Bumi mengangguk. "Iya, An".

"An dimana?". Tanya Ansara, mengerjapkan mata repetitif.

"Di rumah sakit, An. Kamu jangan banyak gerak dulu, beberapa jam lalu, kamu baru selesai tindakan operasi". Balas Bumi tenang.

Kening Ansara makin berkerut. "Operasi apa? Aku gak ingat apa-apa. Aku cuma ingat lagi tunggu kamu pulang, terus...".

"Terus kamu jatuh, dan dilariin ke rumah sakit. Akibatnya, harus ada beberapa tindakan operasi yang dilakukan demi menyelamatkan kamu dan.. Anak kita". Balas Bumi lagi.

Mendengar jawaban Bumi, Ansara sontak hendak bangun, namun terhenti karena rasa sakit luar biasa yang baru terasa di area perutnya, efek habisnya obat bius. "Anak.. Anak kita gimana, Mas? Kandunganku baik-baik aja, kan?".

Bumi mengangguk sekali lagi. "Dia sudah lahir, An".

Kedua netra Ansara membelalak. "Hah? Maksudmu?".

"Dia terpaksa dilahirkan melalui operasi caesario, karena kalau nggak, kalian berdua bisa-bisa tidak selamat". Ucap Bumi, lirih.

Airmata terjatuh begitu saja dari sisi mata Ansara yang masih belum bisa bergerak. "Gimana keadaannya, Mas? Dia baik-baik aja, kan? Sehat kan? Aku mau ketemu dia, Mas..".
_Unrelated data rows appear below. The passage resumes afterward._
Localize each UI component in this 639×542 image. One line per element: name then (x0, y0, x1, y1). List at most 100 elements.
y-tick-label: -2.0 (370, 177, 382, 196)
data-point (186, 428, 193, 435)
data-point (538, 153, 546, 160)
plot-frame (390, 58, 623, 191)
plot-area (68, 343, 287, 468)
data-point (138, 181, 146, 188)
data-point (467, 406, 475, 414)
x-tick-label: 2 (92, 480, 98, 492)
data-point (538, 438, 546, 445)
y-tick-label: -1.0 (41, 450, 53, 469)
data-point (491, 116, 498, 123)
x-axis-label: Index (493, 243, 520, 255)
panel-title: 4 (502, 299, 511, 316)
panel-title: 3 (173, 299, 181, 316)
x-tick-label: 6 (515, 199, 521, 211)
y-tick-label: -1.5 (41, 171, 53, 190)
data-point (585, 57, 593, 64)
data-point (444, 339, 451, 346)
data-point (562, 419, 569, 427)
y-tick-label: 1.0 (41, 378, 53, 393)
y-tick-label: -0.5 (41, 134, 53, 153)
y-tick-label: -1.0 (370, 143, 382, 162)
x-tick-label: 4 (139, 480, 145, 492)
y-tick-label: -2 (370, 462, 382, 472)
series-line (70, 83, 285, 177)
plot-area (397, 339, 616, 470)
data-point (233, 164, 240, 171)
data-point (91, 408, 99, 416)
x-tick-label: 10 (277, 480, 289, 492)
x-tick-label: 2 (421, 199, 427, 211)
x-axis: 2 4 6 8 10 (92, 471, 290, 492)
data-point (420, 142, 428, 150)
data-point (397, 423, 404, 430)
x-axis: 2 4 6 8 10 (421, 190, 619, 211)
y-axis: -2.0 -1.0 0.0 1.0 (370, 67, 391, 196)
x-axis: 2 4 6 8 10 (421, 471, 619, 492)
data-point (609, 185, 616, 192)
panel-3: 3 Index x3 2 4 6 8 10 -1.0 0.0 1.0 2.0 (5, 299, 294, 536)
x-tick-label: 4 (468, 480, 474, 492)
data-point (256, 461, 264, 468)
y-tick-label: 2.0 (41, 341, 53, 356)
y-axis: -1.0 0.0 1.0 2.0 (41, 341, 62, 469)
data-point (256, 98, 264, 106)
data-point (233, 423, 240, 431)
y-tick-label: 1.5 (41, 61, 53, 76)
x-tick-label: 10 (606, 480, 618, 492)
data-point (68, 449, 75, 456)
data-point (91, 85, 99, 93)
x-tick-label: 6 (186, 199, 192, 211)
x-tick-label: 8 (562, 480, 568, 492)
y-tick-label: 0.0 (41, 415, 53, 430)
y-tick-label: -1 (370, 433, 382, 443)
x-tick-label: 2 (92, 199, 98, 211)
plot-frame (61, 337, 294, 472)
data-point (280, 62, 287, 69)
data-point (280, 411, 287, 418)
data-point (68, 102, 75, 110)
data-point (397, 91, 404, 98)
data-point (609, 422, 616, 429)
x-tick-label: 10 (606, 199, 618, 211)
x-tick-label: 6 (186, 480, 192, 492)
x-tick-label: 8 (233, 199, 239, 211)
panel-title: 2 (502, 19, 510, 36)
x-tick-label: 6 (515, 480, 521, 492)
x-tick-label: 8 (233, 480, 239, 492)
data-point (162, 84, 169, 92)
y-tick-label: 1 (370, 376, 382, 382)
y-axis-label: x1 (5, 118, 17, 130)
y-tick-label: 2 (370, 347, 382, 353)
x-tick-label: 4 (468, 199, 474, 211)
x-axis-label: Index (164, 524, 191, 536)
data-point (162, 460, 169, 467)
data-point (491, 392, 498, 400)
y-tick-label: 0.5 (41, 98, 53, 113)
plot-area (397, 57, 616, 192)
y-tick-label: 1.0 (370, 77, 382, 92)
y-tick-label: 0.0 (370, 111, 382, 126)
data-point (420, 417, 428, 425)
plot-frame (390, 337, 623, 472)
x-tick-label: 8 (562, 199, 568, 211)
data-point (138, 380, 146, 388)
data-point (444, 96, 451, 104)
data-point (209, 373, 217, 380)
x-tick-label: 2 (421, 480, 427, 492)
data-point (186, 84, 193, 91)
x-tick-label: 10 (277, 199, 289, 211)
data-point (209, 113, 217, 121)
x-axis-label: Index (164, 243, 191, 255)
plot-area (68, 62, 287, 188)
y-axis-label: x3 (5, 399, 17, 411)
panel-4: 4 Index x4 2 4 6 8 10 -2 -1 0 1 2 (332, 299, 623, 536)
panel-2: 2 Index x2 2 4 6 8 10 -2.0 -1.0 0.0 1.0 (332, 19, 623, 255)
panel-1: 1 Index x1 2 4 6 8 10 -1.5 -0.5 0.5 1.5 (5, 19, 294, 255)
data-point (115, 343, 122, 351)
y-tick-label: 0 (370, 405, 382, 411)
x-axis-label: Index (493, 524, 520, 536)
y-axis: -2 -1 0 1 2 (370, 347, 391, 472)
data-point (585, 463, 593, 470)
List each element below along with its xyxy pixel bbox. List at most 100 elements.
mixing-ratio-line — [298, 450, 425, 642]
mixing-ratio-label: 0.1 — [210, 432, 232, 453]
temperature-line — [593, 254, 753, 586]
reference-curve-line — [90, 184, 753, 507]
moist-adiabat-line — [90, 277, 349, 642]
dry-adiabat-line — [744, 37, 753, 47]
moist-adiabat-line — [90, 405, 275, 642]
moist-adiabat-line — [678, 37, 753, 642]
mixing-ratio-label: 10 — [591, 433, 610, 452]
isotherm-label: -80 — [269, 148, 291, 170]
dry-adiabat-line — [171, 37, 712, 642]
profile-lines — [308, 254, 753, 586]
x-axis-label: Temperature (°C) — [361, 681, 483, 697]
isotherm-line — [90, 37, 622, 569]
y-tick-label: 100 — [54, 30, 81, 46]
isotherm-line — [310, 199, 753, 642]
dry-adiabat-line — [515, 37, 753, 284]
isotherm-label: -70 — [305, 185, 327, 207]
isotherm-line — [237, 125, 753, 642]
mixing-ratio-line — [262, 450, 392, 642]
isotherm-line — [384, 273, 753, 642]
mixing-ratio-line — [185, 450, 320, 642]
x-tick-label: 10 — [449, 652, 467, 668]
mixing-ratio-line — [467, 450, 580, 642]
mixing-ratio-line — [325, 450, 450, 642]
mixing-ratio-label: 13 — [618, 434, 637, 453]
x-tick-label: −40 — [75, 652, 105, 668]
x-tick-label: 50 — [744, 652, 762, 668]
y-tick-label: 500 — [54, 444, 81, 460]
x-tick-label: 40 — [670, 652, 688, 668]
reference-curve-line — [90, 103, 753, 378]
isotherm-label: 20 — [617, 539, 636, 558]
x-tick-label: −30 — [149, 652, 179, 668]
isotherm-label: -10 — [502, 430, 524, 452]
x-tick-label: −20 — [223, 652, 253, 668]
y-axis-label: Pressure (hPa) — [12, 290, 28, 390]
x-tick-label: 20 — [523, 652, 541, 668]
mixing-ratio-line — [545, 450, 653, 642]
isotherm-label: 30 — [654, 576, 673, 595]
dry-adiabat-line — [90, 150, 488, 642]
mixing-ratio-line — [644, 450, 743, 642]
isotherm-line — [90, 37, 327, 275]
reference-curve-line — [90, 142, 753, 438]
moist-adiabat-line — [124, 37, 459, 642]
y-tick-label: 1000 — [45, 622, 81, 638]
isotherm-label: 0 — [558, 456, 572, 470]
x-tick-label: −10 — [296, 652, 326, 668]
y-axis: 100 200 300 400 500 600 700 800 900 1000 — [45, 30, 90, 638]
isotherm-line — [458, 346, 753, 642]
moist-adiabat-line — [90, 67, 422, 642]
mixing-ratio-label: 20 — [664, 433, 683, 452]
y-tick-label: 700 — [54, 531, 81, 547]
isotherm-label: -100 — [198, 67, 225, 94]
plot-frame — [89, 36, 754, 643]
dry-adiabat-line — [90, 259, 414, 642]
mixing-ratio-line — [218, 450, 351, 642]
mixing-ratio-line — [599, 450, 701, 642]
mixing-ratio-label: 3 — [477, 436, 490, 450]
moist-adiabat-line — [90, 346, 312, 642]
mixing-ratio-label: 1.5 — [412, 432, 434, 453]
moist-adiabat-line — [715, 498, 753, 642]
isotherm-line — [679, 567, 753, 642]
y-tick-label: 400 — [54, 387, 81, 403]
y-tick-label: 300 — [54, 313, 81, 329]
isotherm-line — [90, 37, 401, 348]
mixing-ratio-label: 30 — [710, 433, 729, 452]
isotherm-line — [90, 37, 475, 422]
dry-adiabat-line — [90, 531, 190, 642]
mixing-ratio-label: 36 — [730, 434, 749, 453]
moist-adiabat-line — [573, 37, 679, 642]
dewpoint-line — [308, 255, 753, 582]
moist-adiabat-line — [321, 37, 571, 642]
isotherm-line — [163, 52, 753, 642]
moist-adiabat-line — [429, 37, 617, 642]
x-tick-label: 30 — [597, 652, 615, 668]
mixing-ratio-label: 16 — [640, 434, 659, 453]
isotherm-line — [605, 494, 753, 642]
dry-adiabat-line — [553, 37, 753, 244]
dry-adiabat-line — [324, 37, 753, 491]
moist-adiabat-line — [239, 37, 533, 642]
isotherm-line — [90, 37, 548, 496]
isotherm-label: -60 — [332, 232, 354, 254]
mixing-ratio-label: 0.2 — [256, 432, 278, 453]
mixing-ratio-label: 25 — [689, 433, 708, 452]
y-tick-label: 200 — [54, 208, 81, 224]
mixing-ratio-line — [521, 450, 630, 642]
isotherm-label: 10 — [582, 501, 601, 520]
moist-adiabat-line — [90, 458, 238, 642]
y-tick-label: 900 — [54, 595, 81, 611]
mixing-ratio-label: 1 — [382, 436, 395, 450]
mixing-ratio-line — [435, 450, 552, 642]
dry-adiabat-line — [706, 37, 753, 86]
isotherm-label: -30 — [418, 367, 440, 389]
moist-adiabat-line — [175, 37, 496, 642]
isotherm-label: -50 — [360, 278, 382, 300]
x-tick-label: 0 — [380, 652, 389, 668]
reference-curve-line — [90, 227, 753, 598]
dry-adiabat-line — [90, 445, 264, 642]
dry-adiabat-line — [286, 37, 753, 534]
Melihat airmata di sisi mata Ansara, Bumi tergerak untuk menghapusnya, menyapukan ujung jemarinya disana. "He's okay, sayang. Anak kita baik-baik aja. Sekarang, Ibu, Bapak, Mama sama Papa, lagi lihat dia di baby's room".

"Aku mau ketemu dia, Mas". Segukan Ansara mulai terdengar, begitu mengiris hati.

Bumi mengalihkan jemarinya untuk bergerak di pipi Ansara. "Nanti, sayang. Pasti nanti dia diantar kesini untuk ketemu kamu. Sekarang kamu istirahat dulu. Jahitanmu pasti masih sakit, kan? Jangan dipaksain".

"Kamu udah kasih dia nama, Mas?". Tanya Ansara, seakan mengabaikan ucapan Bumi sebelumnya.

Disana, Bumi menggeleng. "Belum. Saya tunggu kamu, saya mau namanya bukan hanya pemberian saya, tapi juga kamu. Tapi itu nanti, An. Fisikmu masih belum kuat, nanti kita omongin lagi, ya?".

"Aku..". Baru saja Ansara hendak berucap, namun pandangannya perlahan menggelap, seakan terserang kantuk yang tak mampu ditahan. Ucapan Bumi
memang benar, kondisi Ansara masih terlalu lemah, bukan saatnya mereka berdialog.

Bumi menghela nafasnya, lantas memilih berdiri dan merunduk untuk mengecup kening sang istri lama, membiarkan airmatanya ikut jatuh disana. "Maafin saya, Ansara".

———

"Gimana keadaan Ansara, Bumi?". Tanya Mama Bumi tatkala melihat anak bungsunya itu keluar dari ruang rawat VVIP.